Caps II Cais Mental celebra 30 anos como referência em cuidado humanizado

Foto CMS/POA: usuários, trabalhadores, comunidade e conselheiros participaram da programação
Na sexta-feira, 30.01, o Centro de Atenção Psicossocial (Caps) II Cais Mental realizou uma programação especial em alusão aos seus 30 anos de existência como serviço precursor dos Caps e modelo para os demais componentes especializados da Rede de Atenção Psicossocial do município. Trajetória construída e sustentada pelo compromisso de servidores públicos, cuja atuação garantiu a continuidade dos vínculos e a consolidação do serviço como referência para o território e para os usuários, que encontram no Caps um espaço seguro de acolhimento e cuidado. Tal percurso só foi possível por se tratar de um serviço público sob gestão direta.

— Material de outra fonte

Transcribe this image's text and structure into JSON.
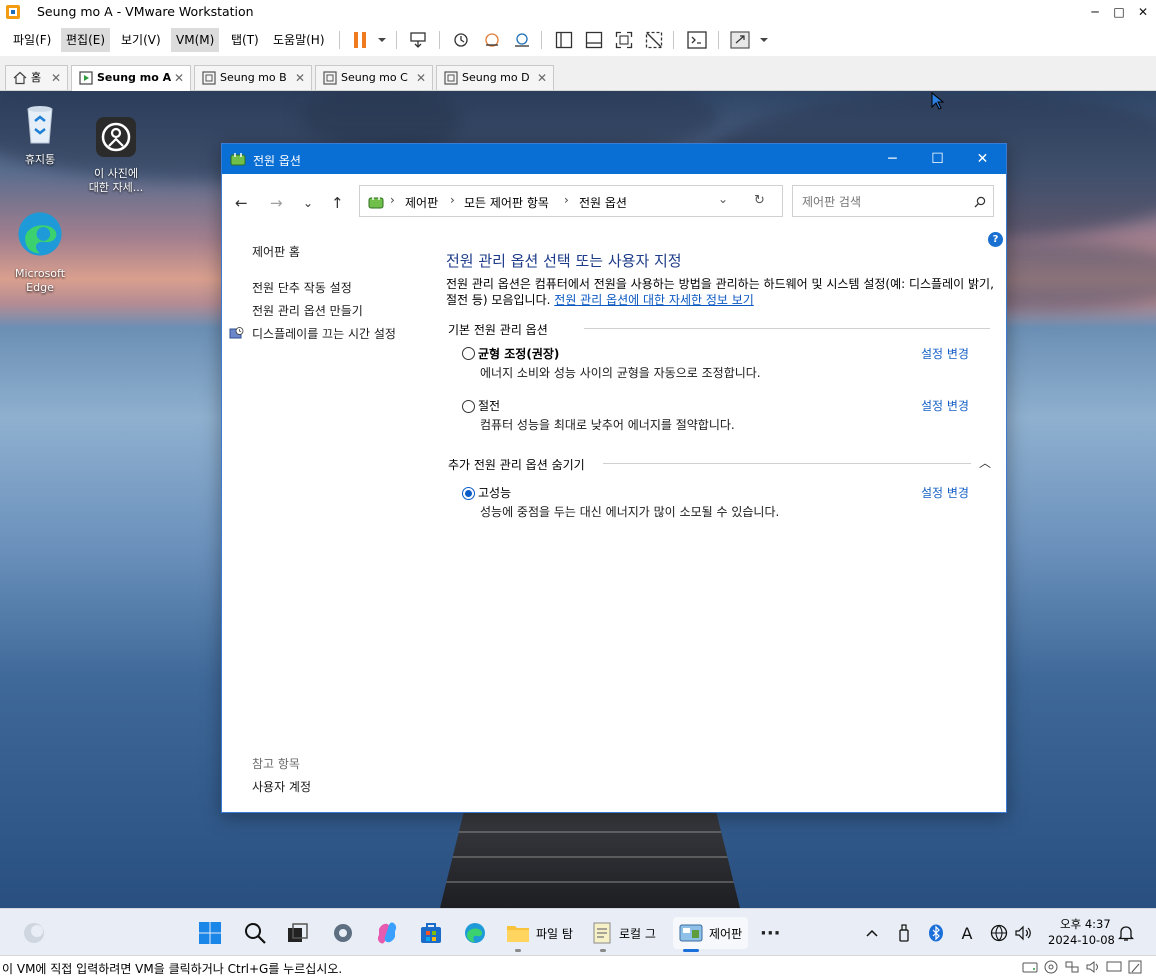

A programação do evento contou com muitos depoimentos de vida sensíveis e impactantes, que revelam a importância e potência desse serviço e seu impacto na ressignificação das pessoas que são reconhecidas como sujeitos de direitos. A coordenadora da Comissão de Saúde Mental e vice coordenadora do Conselho Municipal de Saúde de Porto Alegre (CMS/POA), psicóloga Ana Paula de Lima, abriu o encontro falando da memória como política de resistência, tomando como referência os princípios da Política Nacional de Humanização e a importância dos dispositivos que dão visibilidade e expressão àqueles que foram historicamente segregados.
Atuante e protagonista no cuidado de cerca de 3,5 mil pessoas, conforme notícia da SMS, no Cais Mental, as decisões a respeito das atividades são tomadas coletivamente em assembleia com ampla participação. “Partimos da prerrogativa de protagonismo social, no qual as pessoas estão corresponsáveis pelo processo de cuidado. Utilizamos a lógica do afeto, do cuidado em liberdade, pela prática da reabilitação psicossocial, tentando evitar as internações”, afirma a terapeuta ocupacional Tatiane Patrícia Souza da Silva.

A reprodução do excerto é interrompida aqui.